Apart from bringing about organizational clarity, there is a need to equip the forces with the kind of ships, helicopters and hovercraft that are needed to operate in the unique littoral environment. The Coast Guard, as has been mentioned, does have the right mix of vessels and aircraft, but its present force structure does not permit it to focus on the specific task of preventing illegal entry from the sea. Today terrorist organizations are targeting India because there is a perception of immunity from retaliation. This is an impression that needs to be disabused, erased by decisive action at the appropriate time. It is clear that the sea route has become an optional mode of ingress for terrorist attacks. To counter this, a number of measures need to be taken to make the maritime boundary security apparatus more effective.

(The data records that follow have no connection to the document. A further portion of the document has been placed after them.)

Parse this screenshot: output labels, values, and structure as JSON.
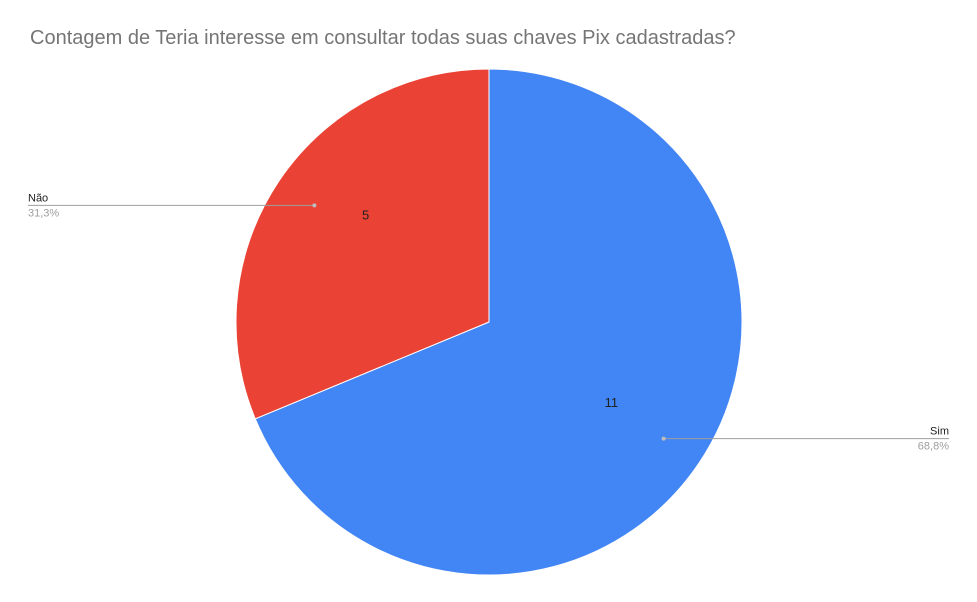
{
  "chart_data": {
    "type": "pie",
    "title": "Contagem de Teria interesse em consultar todas suas chaves Pix cadastradas?",
    "slices": [
      {
        "label": "Sim",
        "value": 11,
        "percent_label": "68,8%",
        "color": "#4285f4"
      },
      {
        "label": "Não",
        "value": 5,
        "percent_label": "31,3%",
        "color": "#ea4335"
      }
    ]
  }
}
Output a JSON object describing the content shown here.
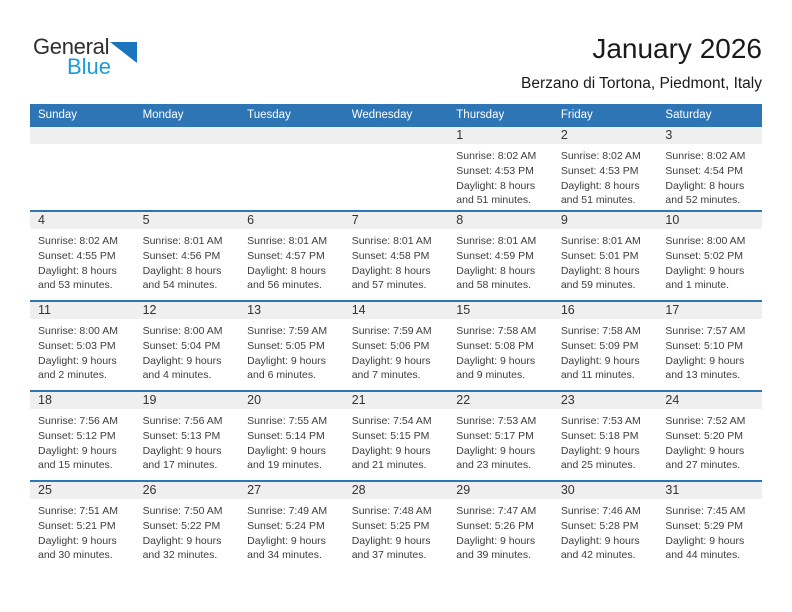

Organizationally, it must be appreciated that the only two maritime agencies in the country were designed and have been developed to fulfill different roles. The prevention of illegal entry into the country involves immigration authorities, who are a branch of the police, the Customs, and the agency which has the authority to apprehend violators of the law. It has been the experience that a large number of offenders apprehended by the Coast Guard have got away scot-free because of the lack of involvement of statutory agencies. Such statutory powers need to be built into the structure of the force tasked to apprehend such wrong-doers so that the legal support is integral to it and apprehensions result in sentencing and punishment.